I admire the strength of friendship we have that allows for sharing husbands.
I'll go out only because I know the starving children in third-world countries would frown upon us if we let an hour of free sangria go to waste...
It's nice to sit in the library and see the progression from freshman pledge to 6th year coke addict all at one table. Gotta love sororities
My 10 year old brother handed me a pack of condoms and said "here, i don't wanna be an uncle yet."
There's a mirror laying face down next to me. A looooong full body mirror. By the looks of it it fell off the wall last night and was within centimeters of shattering on my head. Awesome.
i had to take off my light up shamrock necklaces, my professor was getting suspicious.
i don't know how it's possible. but i just bought groceries for a week with the money i made off returning empties
You know what's fun.

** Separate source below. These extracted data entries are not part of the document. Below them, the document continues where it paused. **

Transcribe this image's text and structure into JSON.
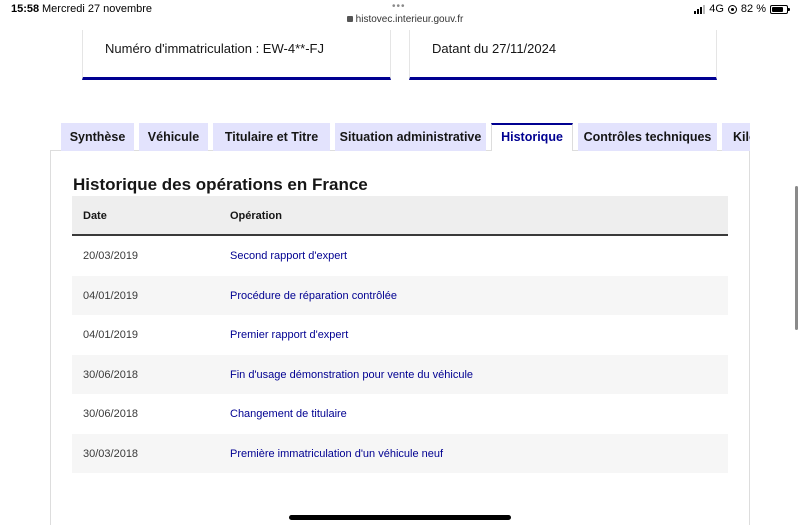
{
  "status_bar": {
    "time": "15:58",
    "date": "Mercredi 27 novembre",
    "url": "histovec.interieur.gouv.fr",
    "network": "4G",
    "battery": "82 %",
    "battery_level": 0.82
  },
  "cards": {
    "registration": "Numéro d'immatriculation : EW-4**-FJ",
    "dated": "Datant du 27/11/2024"
  },
  "tabs": [
    {
      "label": "Synthèse"
    },
    {
      "label": "Véhicule"
    },
    {
      "label": "Titulaire et Titre"
    },
    {
      "label": "Situation administrative"
    },
    {
      "label": "Historique",
      "active": true
    },
    {
      "label": "Contrôles techniques"
    },
    {
      "label": "Kilo"
    }
  ],
  "section": {
    "title": "Historique des opérations en France"
  },
  "table": {
    "headers": {
      "date": "Date",
      "operation": "Opération"
    },
    "rows": [
      {
        "date": "20/03/2019",
        "operation": "Second rapport d'expert"
      },
      {
        "date": "04/01/2019",
        "operation": "Procédure de réparation contrôlée"
      },
      {
        "date": "04/01/2019",
        "operation": "Premier rapport d'expert"
      },
      {
        "date": "30/06/2018",
        "operation": "Fin d'usage démonstration pour vente du véhicule"
      },
      {
        "date": "30/06/2018",
        "operation": "Changement de titulaire"
      },
      {
        "date": "30/03/2018",
        "operation": "Première immatriculation d'un véhicule neuf"
      }
    ]
  },
  "colors": {
    "accent": "#000091",
    "tab_bg": "#e3e3fd",
    "header_bg": "#eeeeee"
  }
}
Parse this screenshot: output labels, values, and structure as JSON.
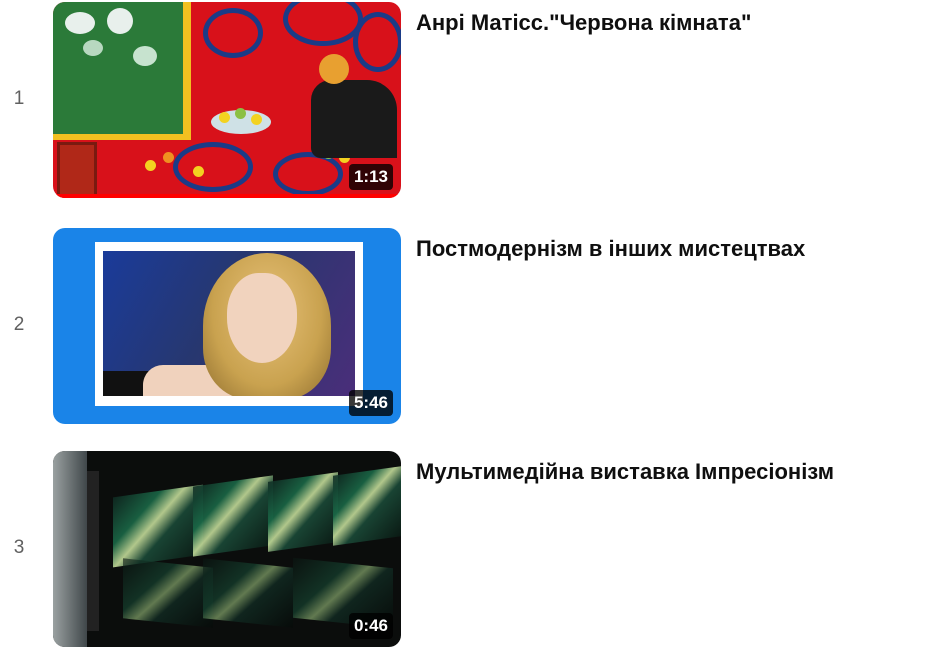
{
  "playlist": {
    "items": [
      {
        "index": "1",
        "title": "Анрі Матісс.\"Червона кімната\"",
        "duration": "1:13"
      },
      {
        "index": "2",
        "title": "Постмодернізм в інших мистецтвах",
        "duration": "5:46"
      },
      {
        "index": "3",
        "title": "Мультимедійна виставка Імпресіонізм",
        "duration": "0:46"
      }
    ]
  },
  "colors": {
    "progress_bar": "#ff0000",
    "thumb2_background": "#1a84e8"
  }
}
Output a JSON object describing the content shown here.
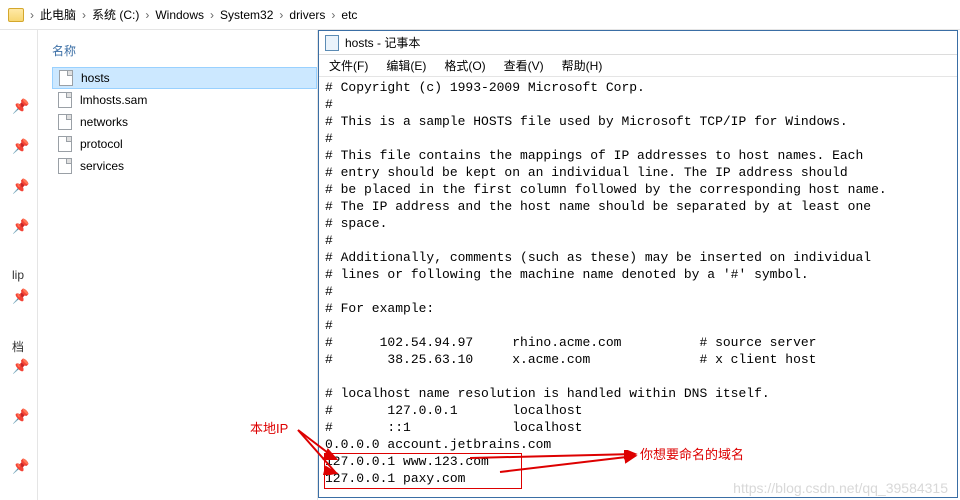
{
  "breadcrumb": [
    "此电脑",
    "系统 (C:)",
    "Windows",
    "System32",
    "drivers",
    "etc"
  ],
  "sidebar": {
    "header": "名称",
    "files": [
      "hosts",
      "lmhosts.sam",
      "networks",
      "protocol",
      "services"
    ],
    "pinned_truncated": [
      "lip",
      "档"
    ]
  },
  "notepad": {
    "title": "hosts - 记事本",
    "menu": [
      "文件(F)",
      "编辑(E)",
      "格式(O)",
      "查看(V)",
      "帮助(H)"
    ],
    "content": "# Copyright (c) 1993-2009 Microsoft Corp.\n#\n# This is a sample HOSTS file used by Microsoft TCP/IP for Windows.\n#\n# This file contains the mappings of IP addresses to host names. Each\n# entry should be kept on an individual line. The IP address should\n# be placed in the first column followed by the corresponding host name.\n# The IP address and the host name should be separated by at least one\n# space.\n#\n# Additionally, comments (such as these) may be inserted on individual\n# lines or following the machine name denoted by a '#' symbol.\n#\n# For example:\n#\n#      102.54.94.97     rhino.acme.com          # source server\n#       38.25.63.10     x.acme.com              # x client host\n\n# localhost name resolution is handled within DNS itself.\n#       127.0.0.1       localhost\n#       ::1             localhost\n0.0.0.0 account.jetbrains.com\n127.0.0.1 www.123.com\n127.0.0.1 paxy.com"
  },
  "annotations": {
    "left": "本地IP",
    "right": "你想要命名的域名"
  },
  "watermark": "https://blog.csdn.net/qq_39584315"
}
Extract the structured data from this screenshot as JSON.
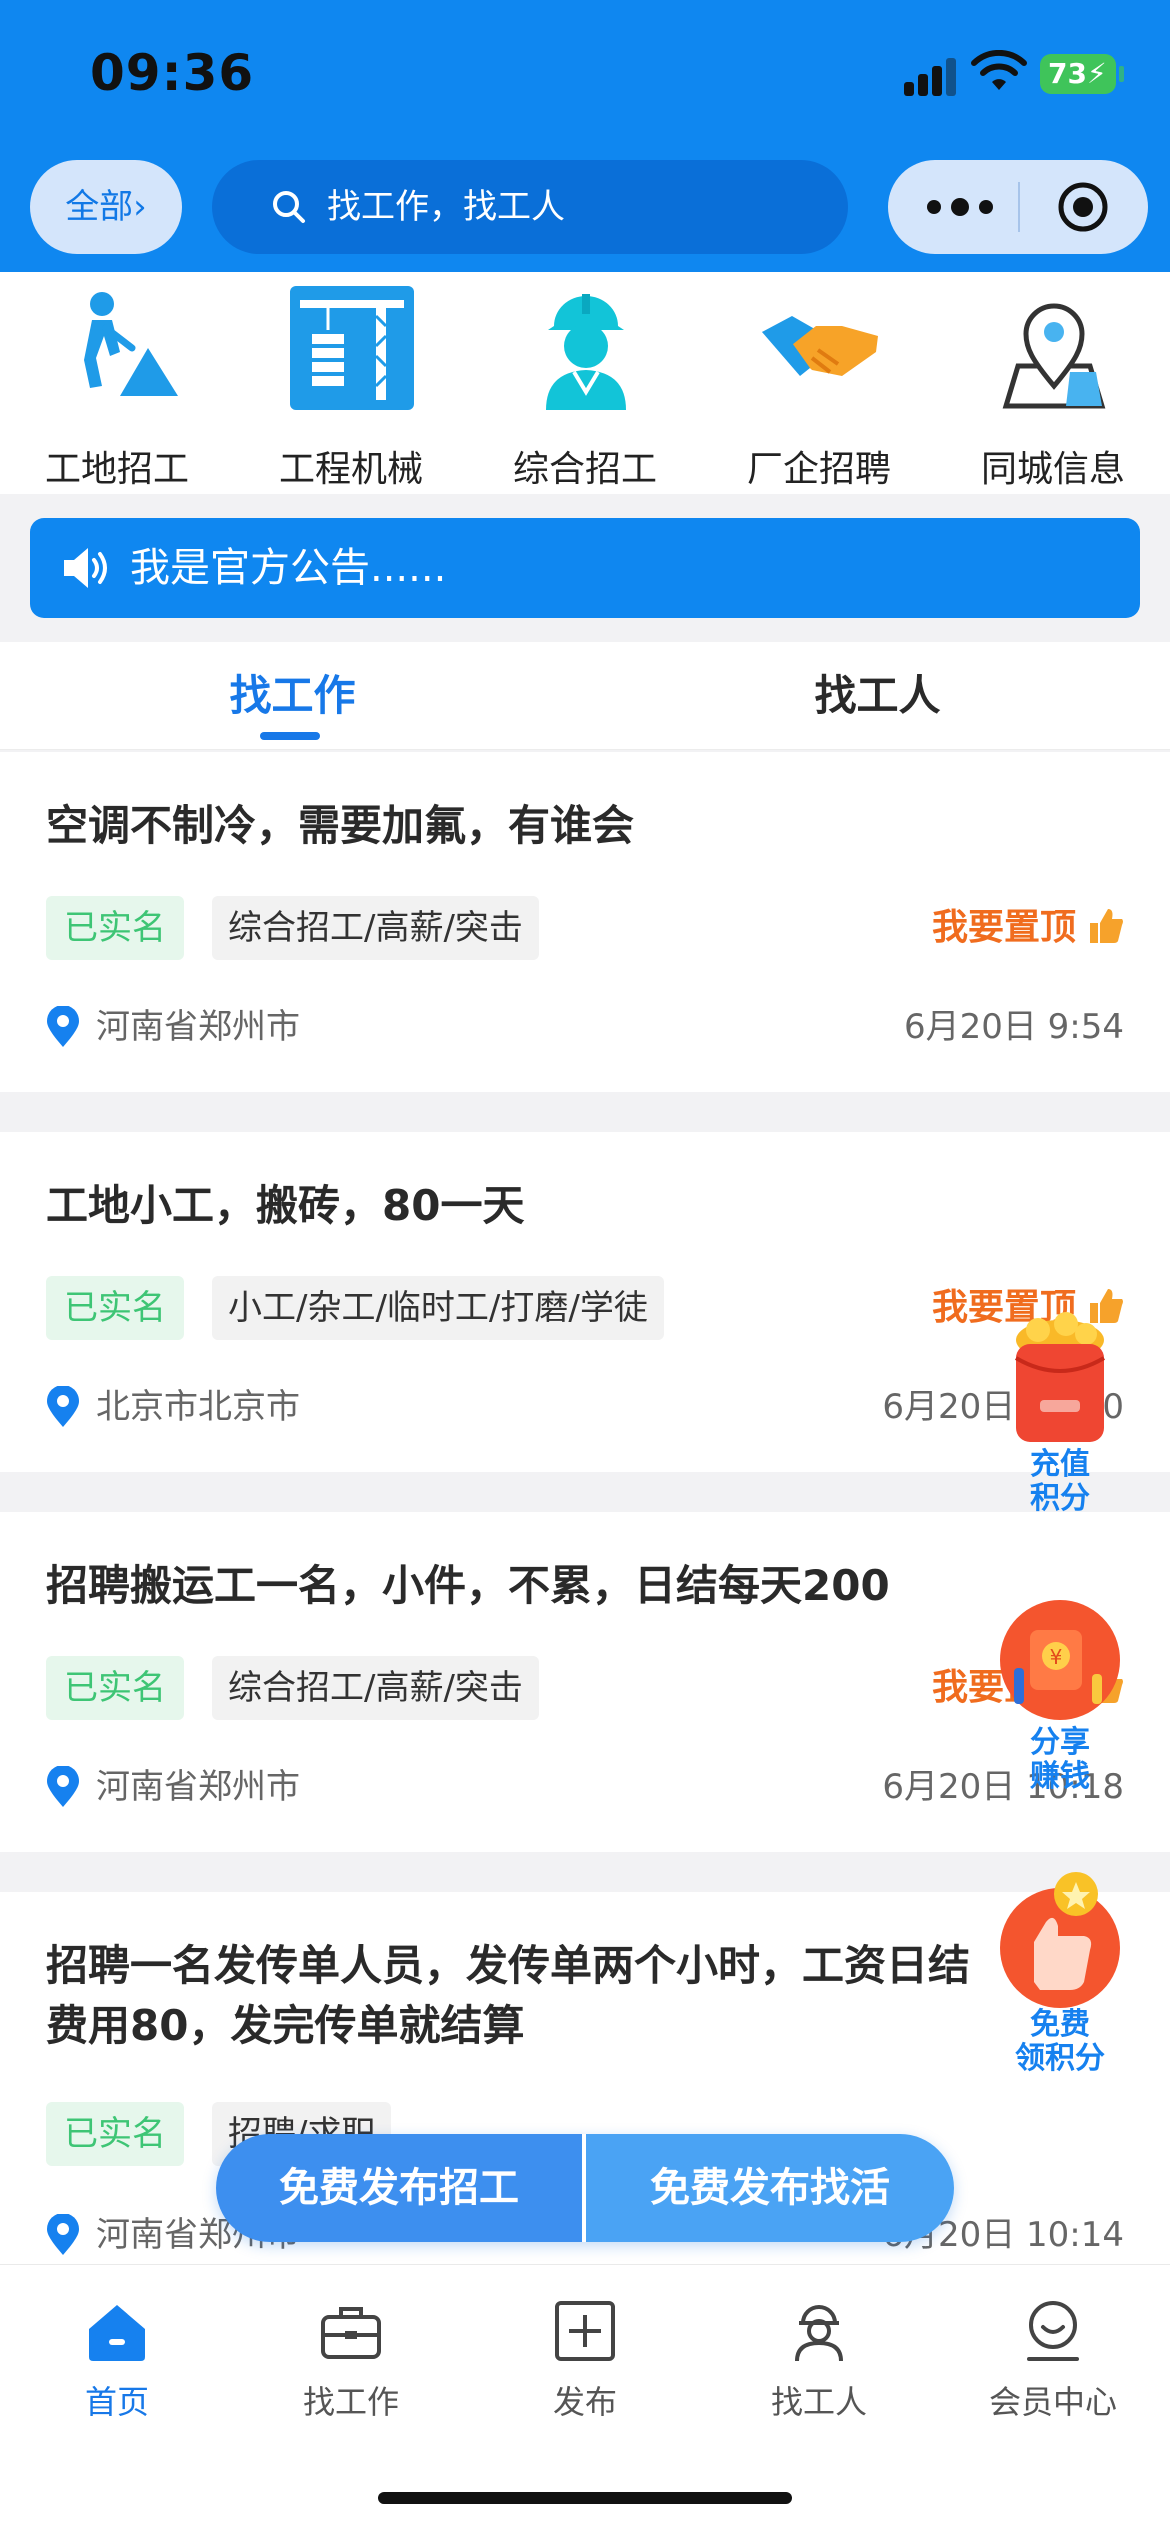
{
  "status_bar": {
    "time": "09:36",
    "battery": "73"
  },
  "header": {
    "all_label": "全部›",
    "search_placeholder": "找工作，找工人"
  },
  "categories": [
    {
      "label": "工地招工",
      "icon": "construction-worker-icon"
    },
    {
      "label": "工程机械",
      "icon": "tower-crane-icon"
    },
    {
      "label": "综合招工",
      "icon": "hardhat-worker-icon"
    },
    {
      "label": "厂企招聘",
      "icon": "handshake-icon"
    },
    {
      "label": "同城信息",
      "icon": "map-pin-icon"
    }
  ],
  "notice": {
    "text": "我是官方公告......"
  },
  "tabs": [
    {
      "label": "找工作",
      "active": true
    },
    {
      "label": "找工人",
      "active": false
    }
  ],
  "listings": [
    {
      "title": "空调不制冷，需要加氟，有谁会",
      "verified": "已实名",
      "tag": "综合招工/高薪/突击",
      "pin_label": "我要置顶",
      "location": "河南省郑州市",
      "date": "6月20日 9:54"
    },
    {
      "title": "工地小工，搬砖，80一天",
      "verified": "已实名",
      "tag": "小工/杂工/临时工/打磨/学徒",
      "pin_label": "我要置顶",
      "location": "北京市北京市",
      "date": "6月20日 10:20"
    },
    {
      "title": "招聘搬运工一名，小件，不累，日结每天200",
      "verified": "已实名",
      "tag": "综合招工/高薪/突击",
      "pin_label": "我要置顶",
      "location": "河南省郑州市",
      "date": "6月20日 10:18"
    },
    {
      "title_line1": "招聘一名发传单人员，发传单两个小时，工资日结",
      "title_line2": "费用80，发完传单就结算",
      "verified": "已实名",
      "tag": "招聘/求职",
      "location": "河南省郑州市",
      "date": "6月20日 10:14"
    }
  ],
  "floating": [
    {
      "label_line1": "充值",
      "label_line2": "积分",
      "icon": "red-envelope-icon"
    },
    {
      "label_line1": "分享",
      "label_line2": "赚钱",
      "icon": "share-gift-icon"
    },
    {
      "label_line1": "免费",
      "label_line2": "领积分",
      "icon": "thumb-coin-icon"
    }
  ],
  "publish": {
    "left_label": "免费发布招工",
    "right_label": "免费发布找活"
  },
  "tabbar": [
    {
      "label": "首页",
      "icon": "home-icon",
      "active": true
    },
    {
      "label": "找工作",
      "icon": "briefcase-icon",
      "active": false
    },
    {
      "label": "发布",
      "icon": "plus-square-icon",
      "active": false
    },
    {
      "label": "找工人",
      "icon": "worker-icon",
      "active": false
    },
    {
      "label": "会员中心",
      "icon": "member-icon",
      "active": false
    }
  ],
  "colors": {
    "primary": "#0f87f0",
    "accent_orange": "#f06c1e",
    "verified_green": "#3ec575"
  }
}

When your getting a new mattress and you forget you put your vibrator under your old mattress and the moving guy finds it
I think I just got propositioned for sex by the lady behind the counter at dunkin donuts
so we were doing it and I was like umm hi im losing my virginity can you take off your beanie
He fingered me to the beat of the Fresh Prince theme song... it was pretty fantastic.
Some nights you just end up digging your mcdouble out of the trash and eating it. it happens.
I volunteer to be the person who breaks into the room and runs around naked and has to be escorted out by police.
I’m drunk and naked and looking for my charger - title of my autobiography.
His sisters are going to have a heyday finding all those condoms in their bunk beds.